08/03/2024
Celebrate International Women's Day with us on 9th March in St Bartholomew's Church in our concert, Assisted by Angels Women Composers from Bingen to Bingham. We hope to see you there and please join us for a glass of wine after the concert. Tickets on the door: €20, conc. €15, students €5, all including a glass of wine or soft drink afterwards.

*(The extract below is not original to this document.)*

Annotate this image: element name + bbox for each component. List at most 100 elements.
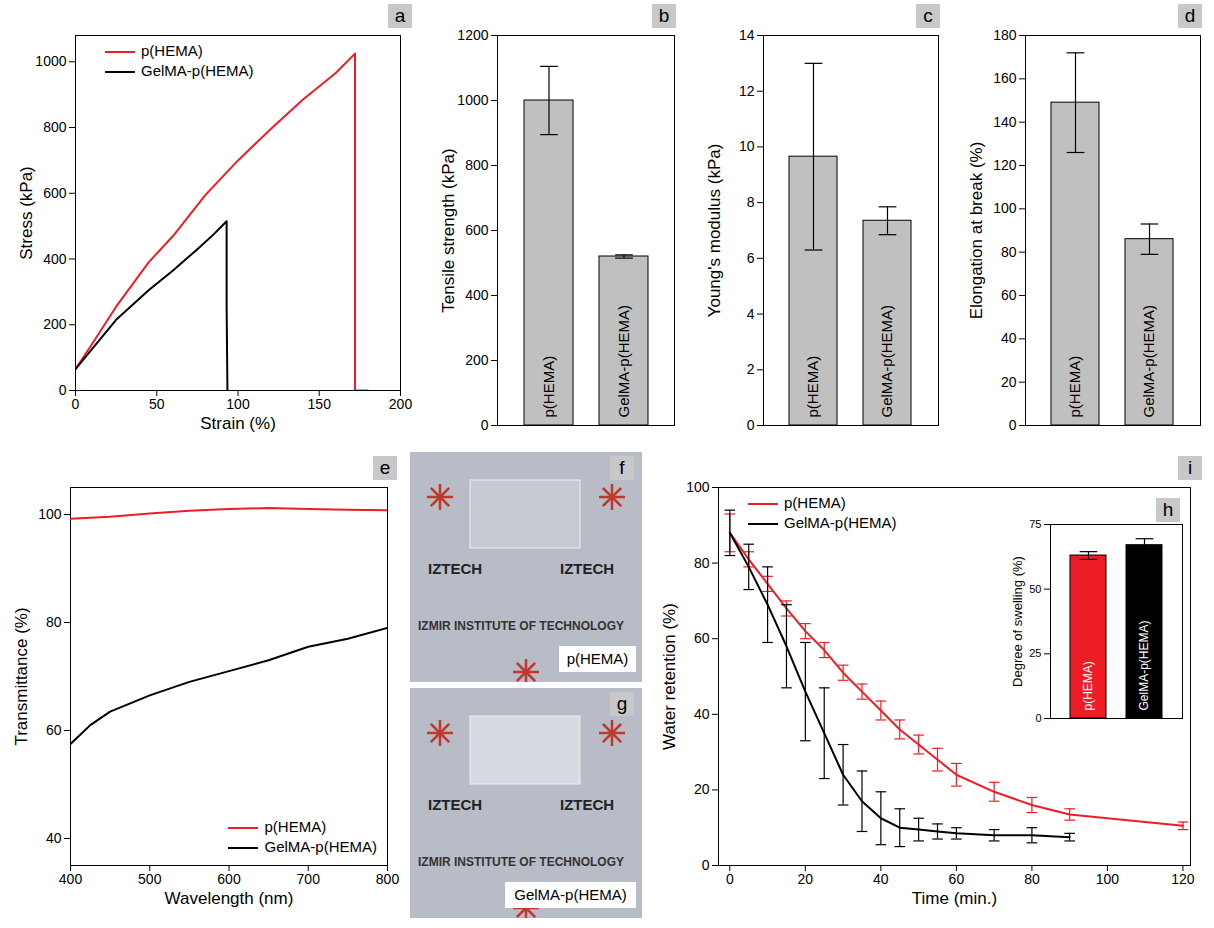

Imogen Holst was born in Richmond, Surrey, in 1907 and educated at St Paul’s Girls’ School, where her father, Gustav Holst, was director of music. She worked with Herbert Howells before entering the Royal College of Music in 1926 to study with Ralph Vaughan Williams among others. She gained several awards for composition, In January 1940 Holst was appointed by Sir Walford Davies to be one of six musicians charged with inspiring and organizing musical activities among civilians in rural areas. The scheme, originally funded by the Pilgrim Trust, was taken over by the newly formed Council for the Encouragement of Music and the Arts, forerunner of the Arts Council of Great Britain. Holst’s region was southwest England where she worked heroically but by July 1942 she was completely exhausted and had to resign. In 1952 Britten asked her to come to Aldeburgh to help with his opera Gloriana, she unhesitatingly accepted. She had first met him and Peter Pears at Dartington in the 1940s, and mutual respect for each other’s musicianship and gifts led to real friendship. She lived in Aldeburgh for the rest of her life, initially working closely with Britten both as his music assistant and for the Aldeburgh Festival, of which she was an artistic director from 1956 to 1977. On her arrival in Suffolk, Pears asked her to form and conduct a chamber choir of young singers in London; with this group, the Purcell Singers, she gave concerts and broadcasts of works ranging from seldom heard medieval music to twentieth century pieces. In 1964 Imogen Holst relinquished her work for Britten to concentrate on the music of Gustav Holst, for which she felt uniquely responsible.